Some of my students have been asking if there is a way to make interactive, 3D plots in R. Thanks to recent advances, the answer is yes! In this project, we will build a bivariate probability density function and [TO DO] explore its probabilities. Be sure to click (or mouseover) the graphs to get them to appear.
This document uses the following algebra function (exercise 9.12 in A Modern Introduction to Probability and Statistics by F.M. Dekking) \[f(x,y) = K(3x^2 + 8xy), \quad 0 \leq x \leq 1, \quad 0 \leq y \leq 2\]
First we need to find that normalization constant K
so that the volume formed represents one cubic unit (for later probability questions). Fortunately, double integrals can be done rather efficiently in Hans Werner Borchers’ pracma
package (“Practical Numerical Math Functions”)
#install.packges("pracma") #if needed
library("pracma")
K <- 1
f <- function(x,y){K*(3*x^2 + 8*x*y)}
xa <- 0
xb <- 1
ya <- 0
yb <- 2
quad2d(f, xa, xb, ya, yb)
## [1] 10
We can see that without the normalization constant, the volume would be 10 cubic units, so we will need to normalize the function by that amount:
K <- 1 / quad2d(f, xa, xb, ya, yb)
f <- function(x,y){K*(3*x^2 + 8*x*y)}
The plotly
package in R (last updated November 12, 2016) creates interactive plots in R, including 3D surface plots!

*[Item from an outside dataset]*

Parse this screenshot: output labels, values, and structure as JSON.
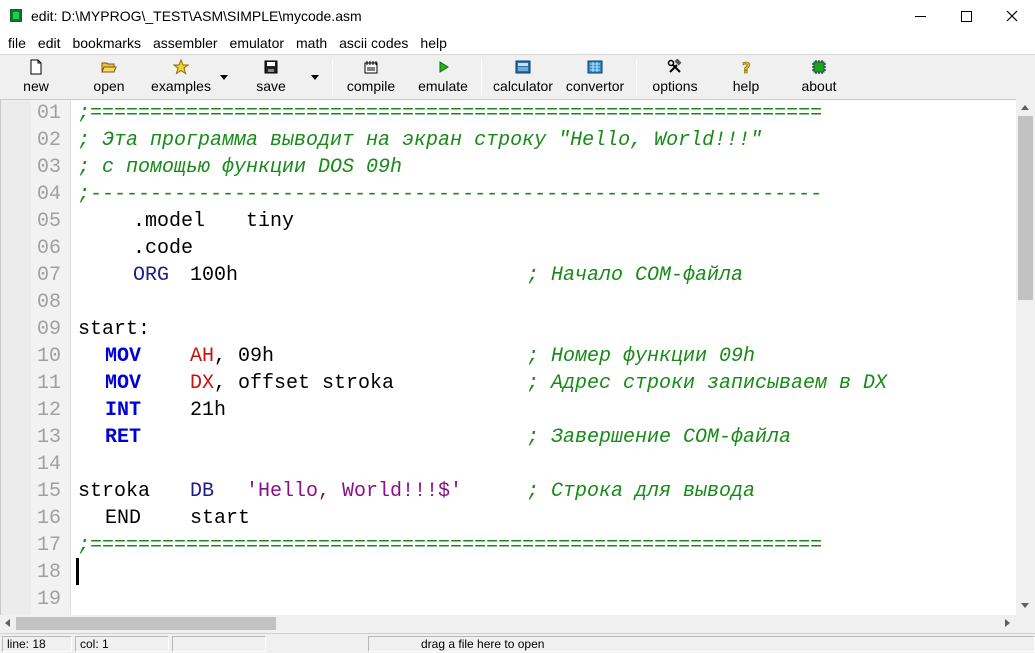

Be sure to try out the code in your own RStudio IDE to feel the interactive elements.
#install.packages("plotly") #if needed
library("plotly")
x <- seq(xa, xb, 0.01)
y <- seq(ya, yb, 0.01)
z <- outer(x,y,f)
plot_ly(z = z, type = "surface") %>%
layout(title = "f(x,y) = 0.1(3x^2 + 8xy)")

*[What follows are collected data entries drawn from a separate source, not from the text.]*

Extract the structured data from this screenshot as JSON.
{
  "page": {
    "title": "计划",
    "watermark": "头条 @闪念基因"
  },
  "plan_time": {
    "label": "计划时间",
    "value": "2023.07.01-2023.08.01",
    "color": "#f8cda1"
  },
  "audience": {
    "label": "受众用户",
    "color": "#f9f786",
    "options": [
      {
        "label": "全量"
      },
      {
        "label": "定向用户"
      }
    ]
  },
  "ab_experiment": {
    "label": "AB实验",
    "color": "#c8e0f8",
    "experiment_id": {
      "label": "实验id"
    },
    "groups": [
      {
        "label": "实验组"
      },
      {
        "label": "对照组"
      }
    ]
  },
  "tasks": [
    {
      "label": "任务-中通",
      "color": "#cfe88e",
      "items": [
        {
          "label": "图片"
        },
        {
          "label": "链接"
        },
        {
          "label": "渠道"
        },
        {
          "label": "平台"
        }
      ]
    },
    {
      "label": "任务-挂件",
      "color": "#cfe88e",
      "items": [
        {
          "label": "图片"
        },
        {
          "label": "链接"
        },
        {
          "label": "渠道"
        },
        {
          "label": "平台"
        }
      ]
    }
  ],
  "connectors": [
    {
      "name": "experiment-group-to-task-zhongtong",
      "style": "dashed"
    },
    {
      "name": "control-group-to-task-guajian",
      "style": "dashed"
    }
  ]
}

Here we will try to display \(P(2X \leq Y)\) with a plotly
surface. This strategy entails making two separate surfaces and displaying them simultaneously.
# some space allocation
z_yes <- outer(x,y)
z_no <- outer(x,y)
for(i in x){
for(j in y){
z_yes[i,j] <- ifelse(2*i <= j, z[i,j], 0) #z = 0 outside desired region
}
}
for(i in x){
for(j in y){
z_no[i,j] <- ifelse(2*i > j, z[i,j], 0) #z = 0 inside desired region
}
}
plot_ly(showscale = FALSE) %>%
add_surface(z = ~z_yes, opacity = 1.00) %>%
add_surface(z = ~z_no, opacity = 0.32)
At the moment, the pracma
package can compute double integrals easily over rectangular bounds (i.e. not variable bounds), and the plotly
surface integrals act similarly. Later work should be able to garner volume slicing.